“5 ore di attesa in ambulanza per un paziente Covid-19 prima di poter accedere al policlinico di Monserrato”. L’appello del presidente dell’associazione del 118 ACRA San Geminiano Samassi Annalisa Mancosu: “Se la situazione dovesse peggiorare, quante ore dovranno trascorrere i pazienti prima di essere presi in cura dai colleghi? Una sola stanza “sporca” non basta”.
Una situazione che si aggrava giorno dopo giorno e che rischia di peggiorare se si considera la curva epidemiologica che sembra non arretrare. Il racconto di quanto è accaduto sabato mattina non lascia dubbi, “occorre una migliore organizzazione che parta dai vertici, mirata a ridurre i tempi di attesa per i pazienti per i quali si sospetta abbiano contratto il covid e che necessitano di cure ospedaliere”. “Nessuna polemica” sottolinea Mancosu, ma un appello a nome degli operatori sanitari che ogni giorno lavorano e si prodigano per garantire la massima assistenza in sicurezza a chi ne ha bisogno.

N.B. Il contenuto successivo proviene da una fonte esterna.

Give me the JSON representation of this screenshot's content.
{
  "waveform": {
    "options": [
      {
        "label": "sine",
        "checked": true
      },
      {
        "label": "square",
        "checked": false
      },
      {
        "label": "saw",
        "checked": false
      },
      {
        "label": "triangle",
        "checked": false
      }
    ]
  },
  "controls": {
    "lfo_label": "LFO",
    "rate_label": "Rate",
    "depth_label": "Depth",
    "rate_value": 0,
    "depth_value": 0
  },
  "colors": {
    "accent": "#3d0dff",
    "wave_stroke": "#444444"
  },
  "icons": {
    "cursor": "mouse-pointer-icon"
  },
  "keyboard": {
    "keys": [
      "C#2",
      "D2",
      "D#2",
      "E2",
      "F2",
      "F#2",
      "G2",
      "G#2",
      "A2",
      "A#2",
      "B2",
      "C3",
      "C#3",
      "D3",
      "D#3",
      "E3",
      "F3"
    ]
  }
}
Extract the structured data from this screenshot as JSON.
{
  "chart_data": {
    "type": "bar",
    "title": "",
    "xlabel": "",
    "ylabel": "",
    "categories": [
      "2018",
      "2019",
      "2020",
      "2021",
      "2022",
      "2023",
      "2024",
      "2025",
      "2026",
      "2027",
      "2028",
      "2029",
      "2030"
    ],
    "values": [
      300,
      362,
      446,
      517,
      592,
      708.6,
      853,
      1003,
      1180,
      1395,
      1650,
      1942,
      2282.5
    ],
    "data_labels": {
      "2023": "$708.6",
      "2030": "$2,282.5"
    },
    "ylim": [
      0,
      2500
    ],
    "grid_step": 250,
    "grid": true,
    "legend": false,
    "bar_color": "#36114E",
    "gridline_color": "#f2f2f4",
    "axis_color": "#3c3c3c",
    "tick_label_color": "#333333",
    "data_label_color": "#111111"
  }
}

I fatti: sabato mattina la centrale operativa del 118 dispone per l’associazione di volontariato samassese un intervento per malore con paziente febbrile, diventato sospetto caso Covid al triage dopo una accurata anamnesi e, in seguito, confermato positivo al coronavirus. Alle 13,30 si avviano in codice giallo al policlinico “Duilio Casula” per poi far rientro in sede solo dopo le 19,30. “5 ore di attesa per il paziente sono tante, anzi troppe. Purtroppo c’è solo una stanza riservata al percorso “sporco”, quello per i sospetti casi covid-19; e se dovessero arrivarne 3 contemporaneamente quanto sarebbe allora il tempo d’attesa? I colleghi del policlinico si sono prodigati il più possibile, hanno fatto il possibile e continuano a farlo in ogni momento, come gli operatori e i medici della centrale operativa 118 di Cagliari, occorre una organizzazione che preveda più spazi per accogliere i pazienti”.
Una problematica da non sottovalutare sia per la salute di chi necessita cure mediche, sia per gli operatori che vengono sottratti ad altri interventi, senza trascurare l’esposizione prolungata con il virus anche se i protocolli adottati sono “rigidi e scrupolosi”.